Our linguistic approach • Usage-based study of Estonian grammar • How does the language evolve, both in history (e.g. the fiction of 1890s and 1990s) and in language acquisition (through levels A1–C2, L2 vs. L1)? • Detecting patterns of language use: • How are a) parts of speech (verbs, nouns, adverbs etc.); b) words with a certain morphological forms (e.g. singular noun in genitive case, 3rd person verb in Past Simple tense); and c) words with a certain syntactic function (e.g. subject, object, adverbial) combined with each other? • Which words/phrases are used in these structures?
Linguistic Cluster Analysis Tool Klastrileidja (Cluster Catcher)
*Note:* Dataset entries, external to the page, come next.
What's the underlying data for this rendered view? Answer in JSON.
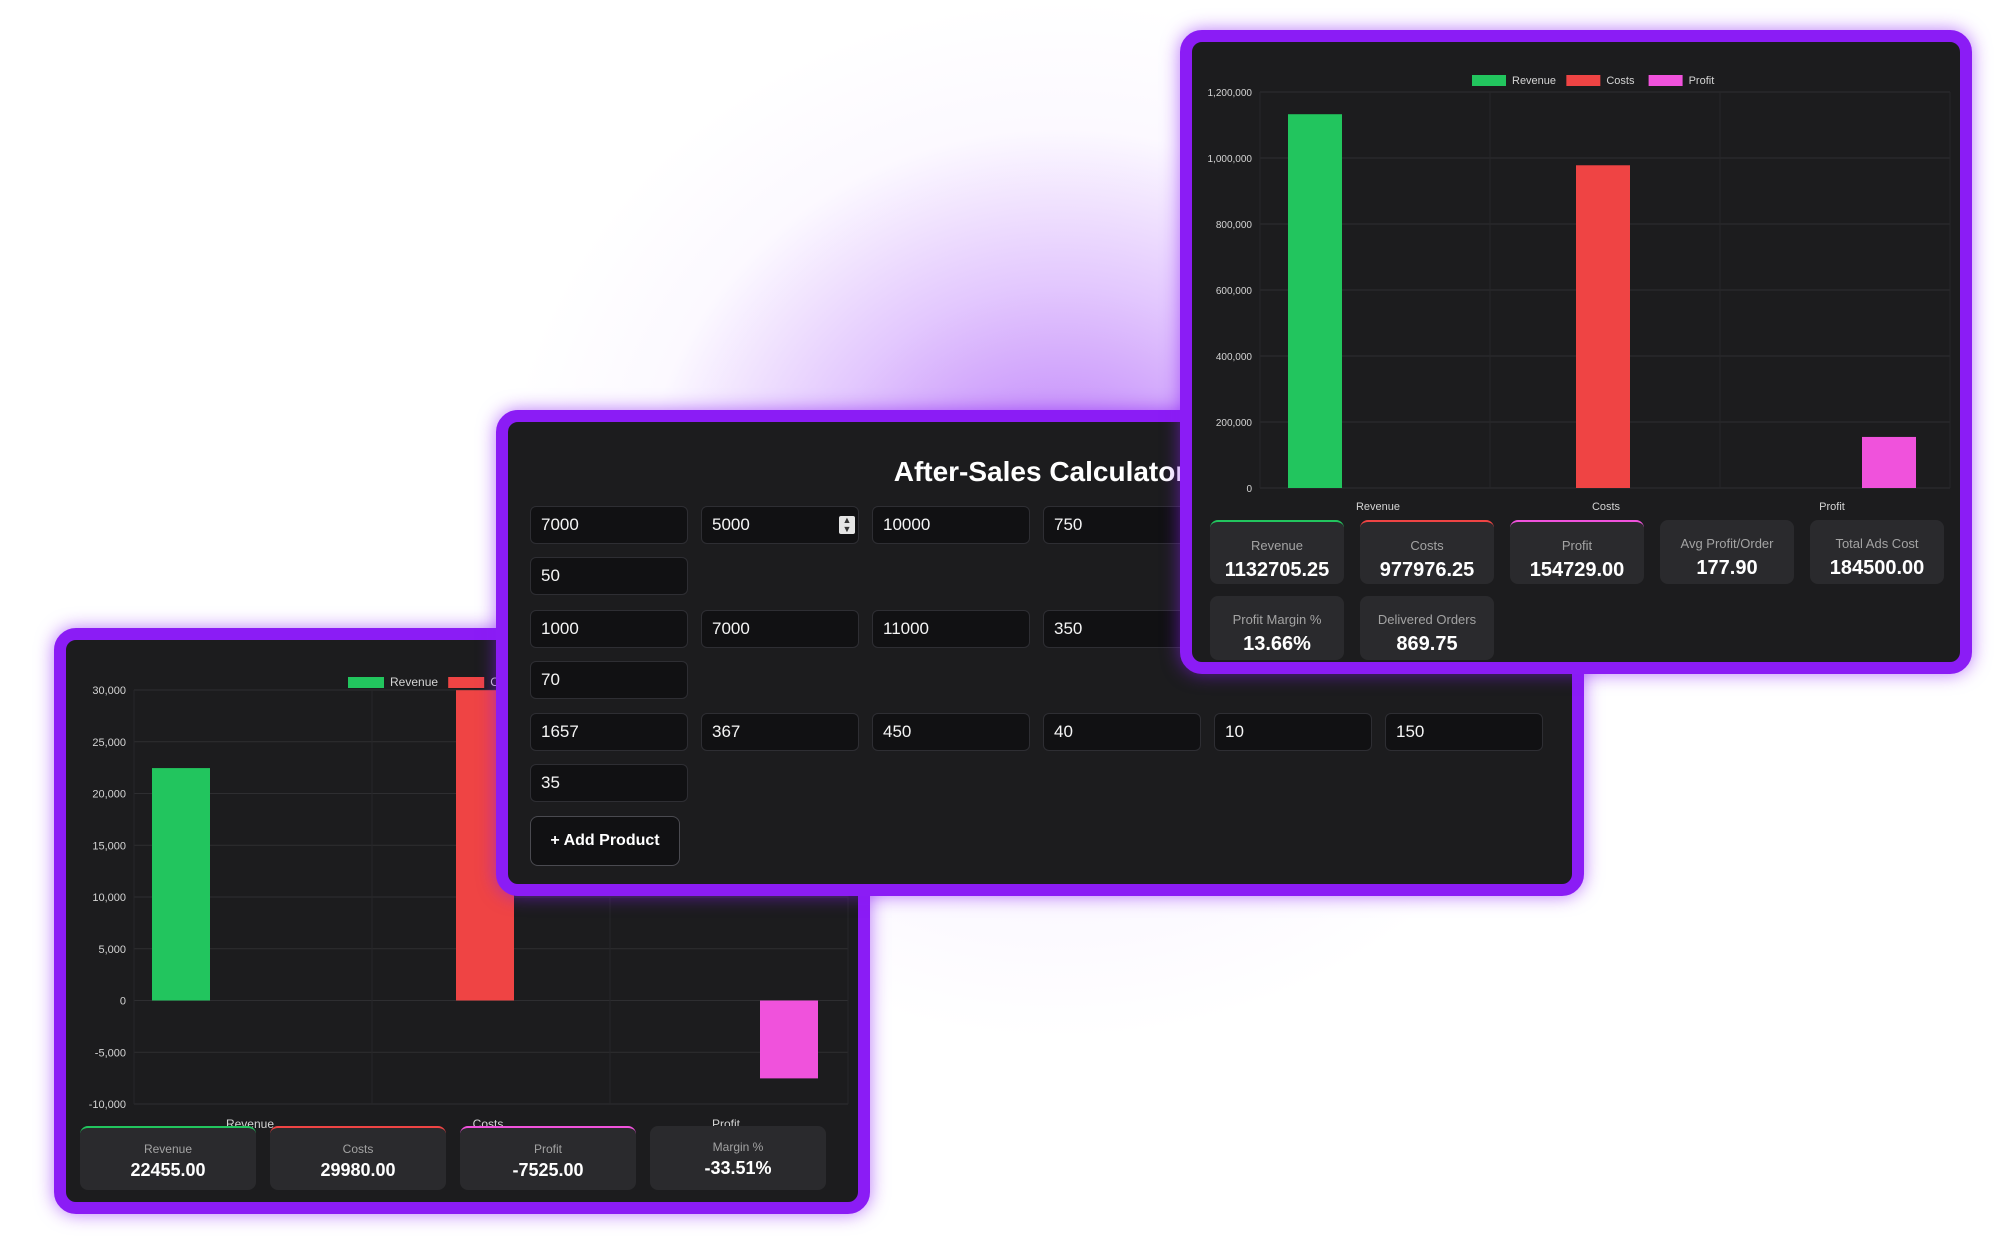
{
  "calculator": {
    "title": "After-Sales Calculator",
    "add_button_label": "+ Add Product",
    "rows": [
      {
        "fields": [
          "7000",
          "5000",
          "10000",
          "750"
        ],
        "extra": "50"
      },
      {
        "fields": [
          "1000",
          "7000",
          "11000",
          "350"
        ],
        "extra": "70"
      },
      {
        "fields": [
          "1657",
          "367",
          "450",
          "40",
          "10",
          "150"
        ],
        "extra": "35"
      }
    ]
  },
  "left_panel": {
    "stats": [
      {
        "label": "Revenue",
        "value": "22455.00"
      },
      {
        "label": "Costs",
        "value": "29980.00"
      },
      {
        "label": "Profit",
        "value": "-7525.00"
      },
      {
        "label": "Margin %",
        "value": "-33.51%"
      }
    ]
  },
  "right_panel": {
    "stats": [
      {
        "label": "Revenue",
        "value": "1132705.25"
      },
      {
        "label": "Costs",
        "value": "977976.25"
      },
      {
        "label": "Profit",
        "value": "154729.00"
      },
      {
        "label": "Avg Profit/Order",
        "value": "177.90"
      },
      {
        "label": "Total Ads Cost",
        "value": "184500.00"
      },
      {
        "label": "Profit Margin %",
        "value": "13.66%"
      },
      {
        "label": "Delivered Orders",
        "value": "869.75"
      }
    ]
  },
  "chart_data": [
    {
      "type": "bar",
      "categories": [
        "Revenue",
        "Costs",
        "Profit"
      ],
      "values": [
        22455,
        29980,
        -7525
      ],
      "legend": [
        "Revenue",
        "Costs"
      ],
      "legend_position": "top",
      "yticks": [
        "30,000",
        "25,000",
        "20,000",
        "15,000",
        "10,000",
        "5,000",
        "0",
        "-5,000",
        "-10,000"
      ],
      "ylim": [
        -10000,
        30000
      ],
      "colors": [
        "#22c55e",
        "#ef4444",
        "#f052dc"
      ],
      "grid": true
    },
    {
      "type": "bar",
      "categories": [
        "Revenue",
        "Costs",
        "Profit"
      ],
      "values": [
        1132705.25,
        977976.25,
        154729
      ],
      "legend": [
        "Revenue",
        "Costs",
        "Profit"
      ],
      "legend_position": "top",
      "yticks": [
        "1,200,000",
        "1,000,000",
        "800,000",
        "600,000",
        "400,000",
        "200,000",
        "0"
      ],
      "ylim": [
        0,
        1200000
      ],
      "colors": [
        "#22c55e",
        "#ef4444",
        "#f052dc"
      ],
      "grid": true
    }
  ]
}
Automated writing assessment • E.g., IntelliMetric and e-rater used for scoring essays, SpeechRater for speech scoring • CEFR-based (A1–C2) grading prototypes developed for German (Hancke, 2013), Czech (Rysová et al., 2016), Swedish (Pilán, 2018), English short answers (Tack et al., 2017) • Promising attempts for predicting the CEFR level of Estonian learner texts based on EIC • Vajjala & Lõo, 2014 (accuracy: up to 79%) • Hallik, 2016 • Kossinski, 2018 (accuracy: appr. 72%)
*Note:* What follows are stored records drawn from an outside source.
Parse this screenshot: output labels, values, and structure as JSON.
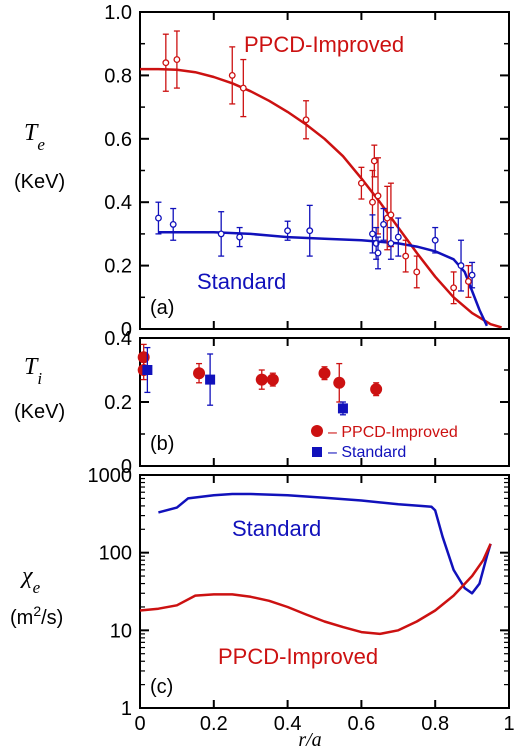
{
  "colors": {
    "ppcd": "#cc1111",
    "standard": "#1111bb",
    "axis": "#000000"
  },
  "chart_data": [
    {
      "type": "line",
      "panel": "(a)",
      "ylabel_symbol": "Te",
      "ylabel_unit": "(KeV)",
      "ylim": [
        0,
        1.0
      ],
      "xlim": [
        0,
        1
      ],
      "yticks": [
        "0",
        "0.2",
        "0.4",
        "0.6",
        "0.8",
        "1.0"
      ],
      "yscale": "linear",
      "series": [
        {
          "name": "PPCD-Improved",
          "color": "#cc1111",
          "line": [
            [
              0.0,
              0.82
            ],
            [
              0.05,
              0.82
            ],
            [
              0.1,
              0.818
            ],
            [
              0.15,
              0.81
            ],
            [
              0.2,
              0.795
            ],
            [
              0.25,
              0.775
            ],
            [
              0.3,
              0.75
            ],
            [
              0.35,
              0.72
            ],
            [
              0.4,
              0.685
            ],
            [
              0.45,
              0.645
            ],
            [
              0.5,
              0.6
            ],
            [
              0.55,
              0.545
            ],
            [
              0.6,
              0.475
            ],
            [
              0.65,
              0.4
            ],
            [
              0.7,
              0.32
            ],
            [
              0.75,
              0.24
            ],
            [
              0.8,
              0.165
            ],
            [
              0.85,
              0.1
            ],
            [
              0.9,
              0.05
            ],
            [
              0.95,
              0.015
            ],
            [
              0.98,
              0.005
            ]
          ],
          "points": [
            {
              "x": 0.07,
              "y": 0.84,
              "err": 0.09
            },
            {
              "x": 0.1,
              "y": 0.85,
              "err": 0.09
            },
            {
              "x": 0.25,
              "y": 0.8,
              "err": 0.09
            },
            {
              "x": 0.28,
              "y": 0.76,
              "err": 0.09
            },
            {
              "x": 0.45,
              "y": 0.66,
              "err": 0.06
            },
            {
              "x": 0.6,
              "y": 0.46,
              "err": 0.05
            },
            {
              "x": 0.63,
              "y": 0.4,
              "err": 0.1
            },
            {
              "x": 0.635,
              "y": 0.53,
              "err": 0.05
            },
            {
              "x": 0.645,
              "y": 0.42,
              "err": 0.12
            },
            {
              "x": 0.67,
              "y": 0.35,
              "err": 0.1
            },
            {
              "x": 0.68,
              "y": 0.36,
              "err": 0.1
            },
            {
              "x": 0.72,
              "y": 0.23,
              "err": 0.05
            },
            {
              "x": 0.75,
              "y": 0.18,
              "err": 0.05
            },
            {
              "x": 0.85,
              "y": 0.13,
              "err": 0.05
            },
            {
              "x": 0.89,
              "y": 0.15,
              "err": 0.05
            }
          ]
        },
        {
          "name": "Standard",
          "color": "#1111bb",
          "line": [
            [
              0.05,
              0.305
            ],
            [
              0.1,
              0.305
            ],
            [
              0.2,
              0.305
            ],
            [
              0.3,
              0.3
            ],
            [
              0.35,
              0.295
            ],
            [
              0.4,
              0.29
            ],
            [
              0.5,
              0.285
            ],
            [
              0.6,
              0.28
            ],
            [
              0.65,
              0.275
            ],
            [
              0.7,
              0.27
            ],
            [
              0.75,
              0.26
            ],
            [
              0.8,
              0.245
            ],
            [
              0.85,
              0.22
            ],
            [
              0.88,
              0.18
            ],
            [
              0.9,
              0.12
            ],
            [
              0.92,
              0.06
            ],
            [
              0.94,
              0.01
            ]
          ],
          "points": [
            {
              "x": 0.05,
              "y": 0.35,
              "err": 0.05
            },
            {
              "x": 0.09,
              "y": 0.33,
              "err": 0.05
            },
            {
              "x": 0.22,
              "y": 0.3,
              "err": 0.07
            },
            {
              "x": 0.27,
              "y": 0.29,
              "err": 0.03
            },
            {
              "x": 0.4,
              "y": 0.31,
              "err": 0.03
            },
            {
              "x": 0.46,
              "y": 0.31,
              "err": 0.08
            },
            {
              "x": 0.63,
              "y": 0.3,
              "err": 0.06
            },
            {
              "x": 0.64,
              "y": 0.27,
              "err": 0.05
            },
            {
              "x": 0.645,
              "y": 0.24,
              "err": 0.05
            },
            {
              "x": 0.66,
              "y": 0.33,
              "err": 0.05
            },
            {
              "x": 0.68,
              "y": 0.27,
              "err": 0.05
            },
            {
              "x": 0.7,
              "y": 0.29,
              "err": 0.06
            },
            {
              "x": 0.8,
              "y": 0.28,
              "err": 0.04
            },
            {
              "x": 0.87,
              "y": 0.2,
              "err": 0.08
            },
            {
              "x": 0.9,
              "y": 0.17,
              "err": 0.04
            }
          ]
        }
      ]
    },
    {
      "type": "scatter",
      "panel": "(b)",
      "ylabel_symbol": "Ti",
      "ylabel_unit": "(KeV)",
      "ylim": [
        0,
        0.4
      ],
      "xlim": [
        0,
        1
      ],
      "yticks": [
        "0",
        "0.2",
        "0.4"
      ],
      "yscale": "linear",
      "legend": {
        "placement": "bottom-right",
        "ppcd": "– PPCD-Improved",
        "standard": "– Standard"
      },
      "series": [
        {
          "name": "PPCD-Improved",
          "color": "#cc1111",
          "marker": "circle",
          "points": [
            {
              "x": 0.01,
              "y": 0.34,
              "err": 0.04
            },
            {
              "x": 0.01,
              "y": 0.3,
              "err": 0.03
            },
            {
              "x": 0.16,
              "y": 0.29,
              "err": 0.03
            },
            {
              "x": 0.33,
              "y": 0.27,
              "err": 0.03
            },
            {
              "x": 0.36,
              "y": 0.27,
              "err": 0.02
            },
            {
              "x": 0.5,
              "y": 0.29,
              "err": 0.02
            },
            {
              "x": 0.54,
              "y": 0.26,
              "err": 0.06
            },
            {
              "x": 0.64,
              "y": 0.24,
              "err": 0.02
            }
          ]
        },
        {
          "name": "Standard",
          "color": "#1111bb",
          "marker": "square",
          "points": [
            {
              "x": 0.02,
              "y": 0.3,
              "err": 0.07
            },
            {
              "x": 0.19,
              "y": 0.27,
              "err": 0.08
            },
            {
              "x": 0.55,
              "y": 0.18,
              "err": 0.02
            }
          ]
        }
      ]
    },
    {
      "type": "line",
      "panel": "(c)",
      "ylabel_symbol": "χe",
      "ylabel_unit": "(m2/s)",
      "ylim": [
        1,
        1000
      ],
      "xlim": [
        0,
        1
      ],
      "yscale": "log",
      "yticks": [
        "1",
        "10",
        "100",
        "1000"
      ],
      "xticks": [
        "0",
        "0.2",
        "0.4",
        "0.6",
        "0.8",
        "1"
      ],
      "xlabel": "r/a",
      "series": [
        {
          "name": "Standard",
          "color": "#1111bb",
          "line": [
            [
              0.05,
              330
            ],
            [
              0.1,
              380
            ],
            [
              0.13,
              500
            ],
            [
              0.2,
              550
            ],
            [
              0.25,
              570
            ],
            [
              0.3,
              570
            ],
            [
              0.4,
              550
            ],
            [
              0.5,
              510
            ],
            [
              0.6,
              470
            ],
            [
              0.7,
              420
            ],
            [
              0.76,
              400
            ],
            [
              0.79,
              390
            ],
            [
              0.8,
              350
            ],
            [
              0.82,
              160
            ],
            [
              0.85,
              60
            ],
            [
              0.88,
              35
            ],
            [
              0.9,
              30
            ],
            [
              0.92,
              40
            ],
            [
              0.94,
              90
            ],
            [
              0.95,
              130
            ]
          ]
        },
        {
          "name": "PPCD-Improved",
          "color": "#cc1111",
          "line": [
            [
              0.0,
              18
            ],
            [
              0.05,
              19
            ],
            [
              0.1,
              21
            ],
            [
              0.15,
              28
            ],
            [
              0.2,
              29
            ],
            [
              0.25,
              29
            ],
            [
              0.3,
              27
            ],
            [
              0.35,
              24
            ],
            [
              0.4,
              20
            ],
            [
              0.45,
              16
            ],
            [
              0.5,
              13
            ],
            [
              0.55,
              11
            ],
            [
              0.6,
              9.5
            ],
            [
              0.65,
              9
            ],
            [
              0.7,
              10
            ],
            [
              0.75,
              13
            ],
            [
              0.8,
              18
            ],
            [
              0.85,
              28
            ],
            [
              0.9,
              50
            ],
            [
              0.93,
              80
            ],
            [
              0.95,
              130
            ]
          ]
        }
      ]
    }
  ],
  "labels": {
    "a_ppcd": "PPCD-Improved",
    "a_standard": "Standard",
    "c_standard": "Standard",
    "c_ppcd": "PPCD-Improved"
  }
}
Let’s give our prototype a try! • http://minitorn.tlu.ee/~jaagup/oma/too/19/03/tasemed1.php (Kossinski, 2018)
Discussion! 15 minutes • What would you as a language learner expect from language technological tools? • Why would you use it? In which situations?
End discussion • Which connections do you see between your research area and language technology? • What suggestions could you give me?